American Motormouths

American Hustle: written by David O. Russell and Eric Warren Singer; directed by David O. Russell; starring Christian Bale (Irving Rosenfeld), Bradley Cooper (Richie DiMaso), Amy Adams (Sydney Prosser), Jeremy Renner (Camden Mayor Carmine Polito), Jennifer Lawrence (Rosalyn Rosenfeld), Louis C.K. (Stoddard Thorsen) and Elisabeth Rohm (Dolly Polito) (2013): Writer-director David O. Russell has said on numerous occasions that plot bores him. Thankfully, the actors and the dialogue in his movies — some of that dialogue improvised — can make one forget that the proceedings are a bit shaggy at times. For whatever reason, he’s also the one director who can get a great performance out of Bradley Cooper.

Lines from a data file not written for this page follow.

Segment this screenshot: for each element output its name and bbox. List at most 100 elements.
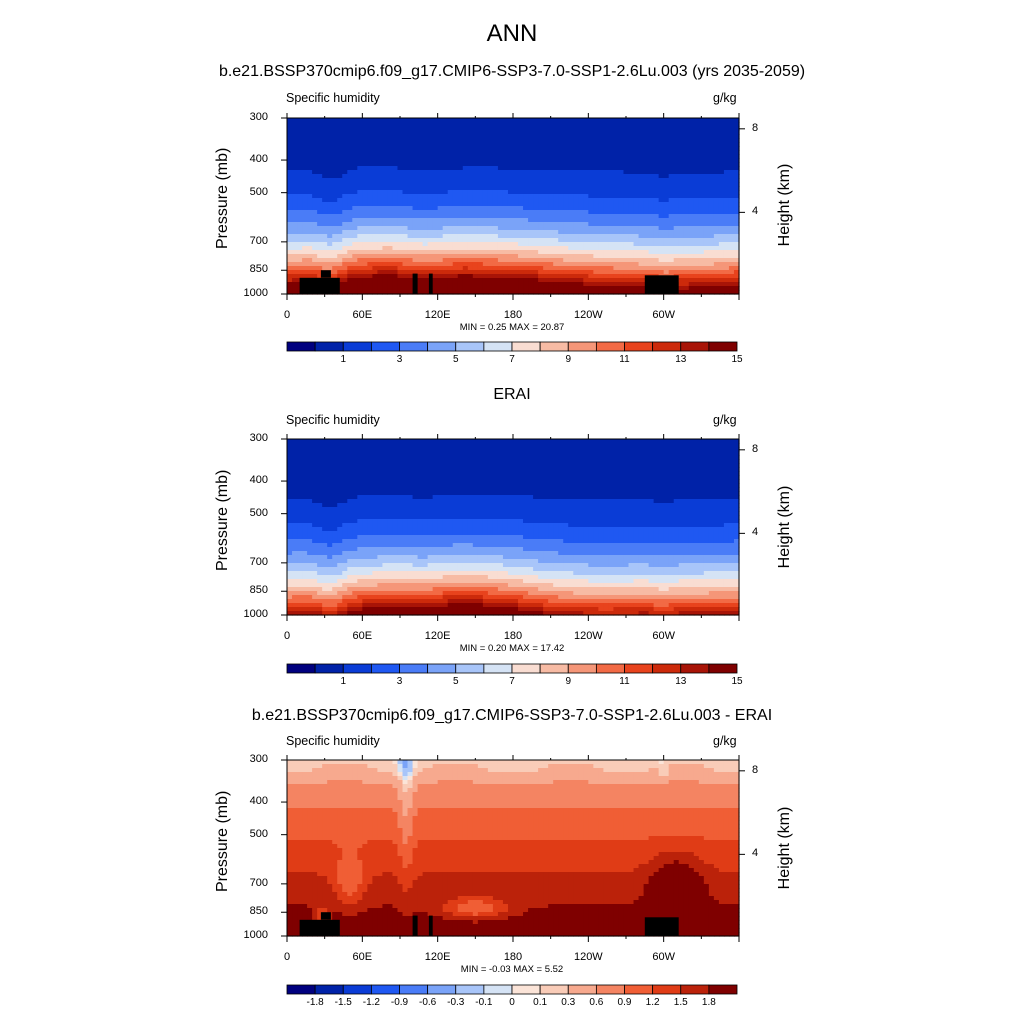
field-cell — [312, 202, 318, 207]
field-cell — [367, 186, 373, 191]
field-cell — [553, 250, 559, 255]
field-cell — [367, 198, 373, 203]
field-cell — [523, 130, 529, 135]
field-cell — [322, 222, 328, 227]
field-cell — [427, 206, 434, 211]
field-cell — [578, 218, 584, 223]
field-cell — [613, 246, 620, 251]
field-cell — [367, 278, 373, 283]
field-cell — [342, 290, 348, 295]
field-cell — [563, 278, 569, 283]
field-cell — [472, 455, 479, 460]
field-cell — [718, 158, 725, 163]
field-cell — [523, 266, 529, 271]
field-cell — [472, 130, 479, 135]
field-cell — [332, 206, 338, 211]
field-cell — [648, 439, 655, 444]
field-cell — [613, 290, 620, 295]
field-cell — [718, 214, 725, 219]
field-cell — [327, 258, 333, 263]
field-cell — [352, 250, 358, 255]
field-cell — [648, 459, 655, 464]
field-cell — [653, 122, 660, 127]
field-cell — [648, 142, 655, 147]
field-cell — [307, 270, 313, 275]
field-cell — [332, 170, 338, 175]
field-cell — [332, 154, 338, 159]
field-cell — [518, 186, 524, 191]
field-cell — [322, 154, 328, 159]
field-cell — [472, 198, 479, 203]
field-cell — [372, 447, 378, 452]
field-cell — [553, 130, 559, 135]
field-cell — [513, 194, 519, 199]
field-cell — [387, 451, 394, 456]
field-cell — [583, 238, 589, 243]
field-cell — [663, 142, 670, 147]
field-cell — [648, 218, 655, 223]
field-cell — [317, 218, 323, 223]
field-cell — [307, 190, 313, 195]
field-cell — [412, 266, 419, 271]
field-cell — [442, 170, 449, 175]
field-cell — [638, 150, 645, 155]
field-cell — [357, 471, 363, 476]
field-cell — [518, 198, 524, 203]
field-cell — [693, 242, 700, 247]
field-cell — [322, 471, 328, 476]
field-cell — [668, 210, 675, 215]
field-cell — [407, 234, 414, 239]
field-cell — [648, 242, 655, 247]
field-cell — [392, 142, 399, 147]
field-cell — [302, 242, 308, 247]
field-cell — [347, 274, 353, 279]
field-cell — [457, 170, 464, 175]
field-cell — [467, 142, 474, 147]
field-cell — [678, 210, 685, 215]
field-cell — [688, 282, 695, 287]
field-cell — [347, 146, 353, 151]
field-cell — [422, 447, 429, 452]
field-cell — [618, 190, 625, 195]
field-cell — [487, 266, 494, 271]
field-cell — [372, 170, 378, 175]
field-cell — [613, 238, 620, 243]
field-cell — [407, 455, 414, 460]
field-cell — [513, 158, 519, 163]
field-cell — [442, 118, 449, 123]
field-cell — [482, 166, 489, 171]
field-cell — [357, 134, 363, 139]
field-cell — [668, 266, 675, 271]
field-cell — [297, 467, 303, 472]
field-cell — [623, 126, 630, 131]
field-cell — [342, 222, 348, 227]
field-cell — [327, 254, 333, 259]
field-cell — [422, 254, 429, 259]
field-cell — [472, 222, 479, 227]
field-cell — [502, 158, 509, 163]
field-cell — [417, 278, 424, 283]
field-cell — [703, 242, 710, 247]
field-cell — [412, 246, 419, 251]
field-cell — [543, 475, 549, 480]
field-cell — [307, 242, 313, 247]
field-cell — [487, 218, 494, 223]
field-cell — [487, 126, 494, 131]
field-cell — [728, 278, 735, 283]
field-cell — [422, 467, 429, 472]
field-cell — [377, 238, 384, 243]
field-cell — [613, 158, 620, 163]
field-cell — [412, 206, 419, 211]
field-cell — [287, 190, 293, 195]
field-cell — [733, 210, 740, 215]
field-cell — [347, 290, 353, 295]
field-cell — [447, 274, 454, 279]
field-cell — [598, 206, 604, 211]
field-cell — [538, 250, 544, 255]
field-cell — [492, 274, 499, 279]
field-cell — [548, 118, 554, 123]
field-cell — [648, 170, 655, 175]
field-cell — [387, 262, 394, 267]
field-cell — [668, 194, 675, 199]
field-cell — [533, 158, 539, 163]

American Hustle, loosely based on the Abscam scandal of the 1970’s, gives all of its actors something to do and, more importantly, something to say. The performances are all top-notch, especially an almost unrecognizable Christian Bale as an overweight con-man with his own code of ethics and Amy Adams as his partner in crime. The plot sags a bit in the middle under the weight of all those conversations, but regains its jauntiness as the end draws near. Someone should sign Russell and company up for a remake of The Front Page/His Girl Friday, stat. He’s one of a few modern directors who could successfully replicate the rat-a-tat dialogue direction of Howard Hawks. Highly recommended.

High Anxiety: written by Mel Brooks, Ron Clark, Rudy De Luca, and Barry Levinson; directed by Mel Brooks; starring Mel Brooks (Richard H. Thorndyke), Madeline Kahn (Victoria Brisbane), Cloris Leachman (Nurse Diesel), Harvey Korman (Dr. Charles Montague), Ron Carey (Brophy), Dick Van Patten (Dr. Wentworth), and Howard Morris (Professor Lilloman) (1977): Mel Brooks is all over the place figuratively and literally in this parody of the films of Alfred Hitchcock. He sings. He dances. He stars. He directs. He co-writes. It’s probably no accident that Brooks’ films became decreasingly popular as his ego moved him from supporting roles in his own films to lead roles — this is his second turn as the lead, and the rot has begun to set in, lightly but inevitably.

Still, there are some killer sequences parodying both the specific and the general in Hitchcock’s films, from some complicated camerawork under a glass coffee table to a ridiculous riff on Janet Leigh’s driving problems in Psycho. And there are killer performances, none moreso than Cloris Leachman as a nurse/dominatrix with truly peculiar line-readings and physical mannerisms. Recommended.

The Treasure of the Sierra Madre: adapted by John Huston from the novel by B. Traven; starring Humphrey Bogart (Dobbs), Walter Huston (Howard), Tim Holt (Curtin), Bruce Bennett (Cody), and Robert Blake (Lottery Seller) (1948): One of the all-time great adventure films gives us Humphrey Bogart at his grimiest and Walter Huston at a chameleonic peak that earned him a Best Supporting Actor Oscar. Gold-hunting in Mexico in the 1920’s leads Bogart, Huston, and Tim Holt up a mountain and then down into the depths of human behaviour.

Great lines, great acting, fine direction from Walter Huston’s son John, and the crazed jig forever after known as the Walter Huston dance. And the badges line, often misquoted. And a wild, realistic barroom brawl. One of the first big-budget Hollywood movies to be filmed almost entirely on location. If there are essential movies, this is one of them. Highly recommended.